Auf dem nahegelegenen Antoniberg am Salinenweg steht die hauseigene Antonius-Kapelle, die man bei einem kleinen Spaziergang vom Madlbauer aus in etwa 20 Minuten erreicht. Die Kapelle ist dem heiligen Antonius von Padua geweiht und wird von der Familie Niederberger gepflegt. Als Hinweis auf die Antoniuskapelle befindet sich rechts neben dem Eingang zur Bauernstube hinter Glas eine Figur des Hl. Antonius. Eine Bauernregel besagt: „Regnet`s am Antonitag (13. Juni), wird`s Wetter später, wie es mag."

 

Leider gab es auch schlechte Zeiten am Thumsee: Einige Jahre konnte der Madlbauer nämlich nicht von der Familie Niederberger bewirtschaftet werden, weil im Mai 1945 alle Räumlichkeiten von amerikanischen Truppen beschlagnahmt worden waren. Die Bewohner mussten den Madlbauer und die Nebengebäude verlassen. Im September 1945 durfte die Familie dann nach fünf Monaten wieder im rückwärtigen Gebäude einziehen; der MADLBAUER selbst blieb aber weiterhin in den Händen der Amerikaner.

 

Das Anwesen diente fortan den Soldaten aus dem ganzen Umkreis als Unterkunft, besonders aber auch als Treffpunkt für Bewirtung und Geselligkeit.
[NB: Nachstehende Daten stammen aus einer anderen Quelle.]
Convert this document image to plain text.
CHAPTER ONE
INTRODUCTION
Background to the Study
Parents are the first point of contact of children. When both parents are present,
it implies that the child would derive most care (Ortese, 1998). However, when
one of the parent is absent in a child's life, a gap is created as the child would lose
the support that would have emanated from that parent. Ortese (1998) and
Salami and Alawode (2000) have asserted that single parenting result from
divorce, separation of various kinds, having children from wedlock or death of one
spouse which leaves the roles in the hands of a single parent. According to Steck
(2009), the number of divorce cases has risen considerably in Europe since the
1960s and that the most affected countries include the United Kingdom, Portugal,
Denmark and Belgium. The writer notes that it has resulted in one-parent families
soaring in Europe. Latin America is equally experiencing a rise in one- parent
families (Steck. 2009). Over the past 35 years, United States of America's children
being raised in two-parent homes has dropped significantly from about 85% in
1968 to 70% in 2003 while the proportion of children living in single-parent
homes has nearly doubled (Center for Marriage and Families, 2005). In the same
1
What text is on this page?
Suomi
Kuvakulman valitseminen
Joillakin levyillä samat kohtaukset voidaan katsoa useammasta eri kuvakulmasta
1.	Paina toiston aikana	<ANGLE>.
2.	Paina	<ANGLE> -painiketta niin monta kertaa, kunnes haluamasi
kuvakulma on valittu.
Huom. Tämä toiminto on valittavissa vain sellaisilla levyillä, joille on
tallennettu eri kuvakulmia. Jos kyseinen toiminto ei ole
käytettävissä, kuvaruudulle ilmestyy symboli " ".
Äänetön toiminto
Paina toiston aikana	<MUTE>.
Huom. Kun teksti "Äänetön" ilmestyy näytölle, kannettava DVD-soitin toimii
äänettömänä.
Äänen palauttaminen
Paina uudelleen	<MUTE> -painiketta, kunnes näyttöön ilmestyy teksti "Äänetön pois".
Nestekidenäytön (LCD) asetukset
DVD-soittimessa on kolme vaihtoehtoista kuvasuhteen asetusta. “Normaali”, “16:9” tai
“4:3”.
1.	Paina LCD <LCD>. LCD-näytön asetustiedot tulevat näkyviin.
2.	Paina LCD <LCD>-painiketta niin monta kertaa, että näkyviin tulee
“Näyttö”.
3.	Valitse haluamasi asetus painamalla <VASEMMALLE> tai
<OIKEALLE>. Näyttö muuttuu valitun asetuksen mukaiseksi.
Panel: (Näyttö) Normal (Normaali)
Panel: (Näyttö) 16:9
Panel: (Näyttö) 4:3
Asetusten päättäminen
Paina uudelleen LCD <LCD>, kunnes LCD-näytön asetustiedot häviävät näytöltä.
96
Aus den Wirtsstuben erklangen flotte amerikanische Rhythmen vom Grammophon zum Tanz, aber auch amerikanische Live-Bands traten auf, manchmal auch Musiker aus der Region. Auf solchen Partys wurde das Tanzbein geschwungen und zwar mit ukrainischen, polnischen, russischen und französischen Frauen, die während der Kriegsjahre als Fremdarbeiterinnen tätig waren. Der Kontakt zu deutschen Frauen war zunächst strengstens untersagt. Doch schon nach einigen Monaten gesellten auch diese sich an den Tanzabenden dazu.

 

Als Ende 1947 die Amerikaner abzogen und den Madlbauer freigaben, konnte die Familie Niederberger endlich wieder die Bewirtschaftung übernehmen. Um diese Zeit besuchte auch Heinz Rühmann die Region um Bad Reichenhall, da er als Pilot Kontakte zu den heimischen Flugsportlern am Flughafen Obermühle pflegte. Auch traf er beruflich hierher evakuierte Leute vom Film; unter anderem einen Filmregisseur, der am Thumsee das Pantholzlehen bewohnte. Den nahen Madlbauer wählte Rühmann als Herberge für sich und seine Familie. Er bewohnte Zimmer 1 in der ersten Etage.

 

Für die folgenden 35 Jahre übernahm dann Hubert Niederberger den Familienbetrieb, unterstützt von der Mutter Anna, die fleißig kochte und den berühmten Madlbauer-Kuchen backte, bis sie über 90-jährig verstarb. Da niemand aus der Familie folgte, wird der Madlbauer seit 1985 durch Pächter bewirtschaftet.